Мадемуазель говорит все это таким шаловливым и милым тоном, что странно было бы видеть пену на ее губах, однако рот ее растянут по-тигриному, и чудится, будто еще немного, и из него брызнет пена.

– Одним словом, милейшая, – продолжает мистер Талкингхорн, – мне не хочется быть неучтивым, но если вы когда-нибудь снова явитесь без приглашения сюда – или туда, – я передам вас в руки полиции.

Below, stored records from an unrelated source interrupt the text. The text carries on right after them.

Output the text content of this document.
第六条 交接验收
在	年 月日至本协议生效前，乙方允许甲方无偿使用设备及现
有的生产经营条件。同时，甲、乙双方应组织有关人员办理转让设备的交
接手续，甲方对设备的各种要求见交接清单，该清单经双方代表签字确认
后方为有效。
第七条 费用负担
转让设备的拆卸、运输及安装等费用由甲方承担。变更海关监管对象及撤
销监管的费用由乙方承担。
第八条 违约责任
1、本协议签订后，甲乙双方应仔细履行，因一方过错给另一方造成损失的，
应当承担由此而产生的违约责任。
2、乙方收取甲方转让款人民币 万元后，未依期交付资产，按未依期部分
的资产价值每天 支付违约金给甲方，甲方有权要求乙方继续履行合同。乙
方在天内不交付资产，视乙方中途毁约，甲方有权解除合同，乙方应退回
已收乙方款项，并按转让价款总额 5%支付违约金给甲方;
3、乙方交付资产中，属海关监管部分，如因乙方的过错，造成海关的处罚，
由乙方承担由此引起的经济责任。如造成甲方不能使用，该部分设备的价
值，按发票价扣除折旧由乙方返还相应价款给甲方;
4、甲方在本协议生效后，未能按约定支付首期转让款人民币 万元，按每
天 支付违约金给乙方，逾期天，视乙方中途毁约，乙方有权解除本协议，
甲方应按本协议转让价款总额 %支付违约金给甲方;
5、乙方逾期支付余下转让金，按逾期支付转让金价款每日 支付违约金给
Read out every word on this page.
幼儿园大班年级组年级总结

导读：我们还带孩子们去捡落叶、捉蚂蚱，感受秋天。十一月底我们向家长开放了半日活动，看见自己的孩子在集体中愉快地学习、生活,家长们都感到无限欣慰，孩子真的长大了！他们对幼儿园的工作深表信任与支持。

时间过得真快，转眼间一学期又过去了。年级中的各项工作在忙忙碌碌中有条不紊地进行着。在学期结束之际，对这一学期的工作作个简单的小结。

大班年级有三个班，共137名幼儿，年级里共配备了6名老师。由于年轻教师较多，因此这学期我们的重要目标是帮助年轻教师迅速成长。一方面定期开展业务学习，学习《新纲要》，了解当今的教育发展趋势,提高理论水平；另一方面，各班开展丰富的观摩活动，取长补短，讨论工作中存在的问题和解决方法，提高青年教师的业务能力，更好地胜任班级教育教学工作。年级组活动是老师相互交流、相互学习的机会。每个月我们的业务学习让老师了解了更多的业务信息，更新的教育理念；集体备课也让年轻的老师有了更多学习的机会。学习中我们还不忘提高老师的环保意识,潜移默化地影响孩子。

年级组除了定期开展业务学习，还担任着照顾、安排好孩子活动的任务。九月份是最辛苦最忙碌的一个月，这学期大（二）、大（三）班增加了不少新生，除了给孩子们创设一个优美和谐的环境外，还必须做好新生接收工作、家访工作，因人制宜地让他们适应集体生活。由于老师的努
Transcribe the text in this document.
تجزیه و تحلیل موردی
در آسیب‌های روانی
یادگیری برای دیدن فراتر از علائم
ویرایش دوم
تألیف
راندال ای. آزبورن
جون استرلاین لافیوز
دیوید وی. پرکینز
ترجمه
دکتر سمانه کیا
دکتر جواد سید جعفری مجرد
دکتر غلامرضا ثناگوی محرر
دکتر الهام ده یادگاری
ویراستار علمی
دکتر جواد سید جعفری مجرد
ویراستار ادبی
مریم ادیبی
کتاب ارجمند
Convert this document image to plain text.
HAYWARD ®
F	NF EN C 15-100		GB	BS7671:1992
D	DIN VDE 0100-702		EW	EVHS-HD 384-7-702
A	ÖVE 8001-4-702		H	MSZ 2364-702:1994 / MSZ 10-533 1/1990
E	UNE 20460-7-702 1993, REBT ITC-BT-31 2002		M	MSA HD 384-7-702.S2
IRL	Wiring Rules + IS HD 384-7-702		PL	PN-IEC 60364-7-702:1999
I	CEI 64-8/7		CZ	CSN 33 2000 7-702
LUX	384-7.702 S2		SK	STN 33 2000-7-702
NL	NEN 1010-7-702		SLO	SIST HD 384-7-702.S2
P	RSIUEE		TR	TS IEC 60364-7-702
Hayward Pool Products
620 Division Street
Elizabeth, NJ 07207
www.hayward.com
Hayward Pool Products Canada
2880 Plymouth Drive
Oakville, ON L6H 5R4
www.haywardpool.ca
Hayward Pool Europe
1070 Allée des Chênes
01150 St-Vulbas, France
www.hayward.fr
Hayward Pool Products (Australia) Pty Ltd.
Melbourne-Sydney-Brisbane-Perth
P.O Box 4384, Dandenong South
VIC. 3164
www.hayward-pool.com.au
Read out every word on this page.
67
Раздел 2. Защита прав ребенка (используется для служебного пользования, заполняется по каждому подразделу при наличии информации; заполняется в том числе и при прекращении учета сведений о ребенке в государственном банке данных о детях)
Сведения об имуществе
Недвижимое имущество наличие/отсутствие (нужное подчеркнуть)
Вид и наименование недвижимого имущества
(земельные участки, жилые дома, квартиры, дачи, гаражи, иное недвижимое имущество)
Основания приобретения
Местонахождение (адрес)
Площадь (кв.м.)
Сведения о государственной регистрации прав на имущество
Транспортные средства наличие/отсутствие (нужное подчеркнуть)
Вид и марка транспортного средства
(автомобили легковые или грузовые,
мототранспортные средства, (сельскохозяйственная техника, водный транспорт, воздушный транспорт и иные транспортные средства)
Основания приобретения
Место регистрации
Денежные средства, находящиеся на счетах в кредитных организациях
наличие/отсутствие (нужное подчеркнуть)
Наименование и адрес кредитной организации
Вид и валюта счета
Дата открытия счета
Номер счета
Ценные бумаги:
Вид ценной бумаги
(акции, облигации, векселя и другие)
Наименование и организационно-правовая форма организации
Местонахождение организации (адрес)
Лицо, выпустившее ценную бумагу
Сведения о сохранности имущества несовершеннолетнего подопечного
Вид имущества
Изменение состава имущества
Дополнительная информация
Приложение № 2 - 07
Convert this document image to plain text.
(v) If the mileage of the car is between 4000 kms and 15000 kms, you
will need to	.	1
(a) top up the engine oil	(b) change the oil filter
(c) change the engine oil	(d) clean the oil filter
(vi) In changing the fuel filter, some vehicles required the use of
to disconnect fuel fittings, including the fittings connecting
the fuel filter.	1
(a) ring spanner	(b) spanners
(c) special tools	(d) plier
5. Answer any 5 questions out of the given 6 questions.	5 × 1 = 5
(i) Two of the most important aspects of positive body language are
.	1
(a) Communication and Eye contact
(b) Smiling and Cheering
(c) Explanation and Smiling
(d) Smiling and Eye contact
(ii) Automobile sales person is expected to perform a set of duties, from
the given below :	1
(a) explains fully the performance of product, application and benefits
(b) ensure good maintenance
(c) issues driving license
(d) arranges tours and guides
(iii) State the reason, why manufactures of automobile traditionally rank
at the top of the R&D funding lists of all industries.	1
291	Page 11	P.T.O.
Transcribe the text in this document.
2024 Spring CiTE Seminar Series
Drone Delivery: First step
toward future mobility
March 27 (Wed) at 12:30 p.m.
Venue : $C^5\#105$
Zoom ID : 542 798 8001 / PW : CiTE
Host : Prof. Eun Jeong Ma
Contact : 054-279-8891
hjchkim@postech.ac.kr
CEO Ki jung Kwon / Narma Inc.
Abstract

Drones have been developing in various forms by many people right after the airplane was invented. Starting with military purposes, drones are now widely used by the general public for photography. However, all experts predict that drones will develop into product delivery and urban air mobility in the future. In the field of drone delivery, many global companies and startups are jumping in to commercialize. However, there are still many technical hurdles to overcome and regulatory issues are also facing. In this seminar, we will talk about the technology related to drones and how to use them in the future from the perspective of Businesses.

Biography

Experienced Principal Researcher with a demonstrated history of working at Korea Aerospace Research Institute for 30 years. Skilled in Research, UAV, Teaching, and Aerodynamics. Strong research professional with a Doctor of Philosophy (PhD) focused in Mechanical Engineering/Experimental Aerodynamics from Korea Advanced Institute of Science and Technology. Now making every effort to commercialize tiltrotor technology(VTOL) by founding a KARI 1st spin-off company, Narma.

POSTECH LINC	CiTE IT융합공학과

Полисмены очень галантны, но они самым позорящим образом тащат беспокойных людей по улицам… прикрутив их ремнями к доске, душечка.

– Вот увидим, – шипит мадемуазель, протянув руку вперед, – погляжу я, посмеете вы или нет!

– А если, – продолжает юрист, не обращая внимания на ее слова, – если я устрою вас на это хорошее место, иначе говоря, посажу под замок, в тюрьму, пройдет немало времени, прежде чем вы снова очутитесь на свободе.

– Вот увидим! – повторяет мадемуазель все тем же шипящим шепотом.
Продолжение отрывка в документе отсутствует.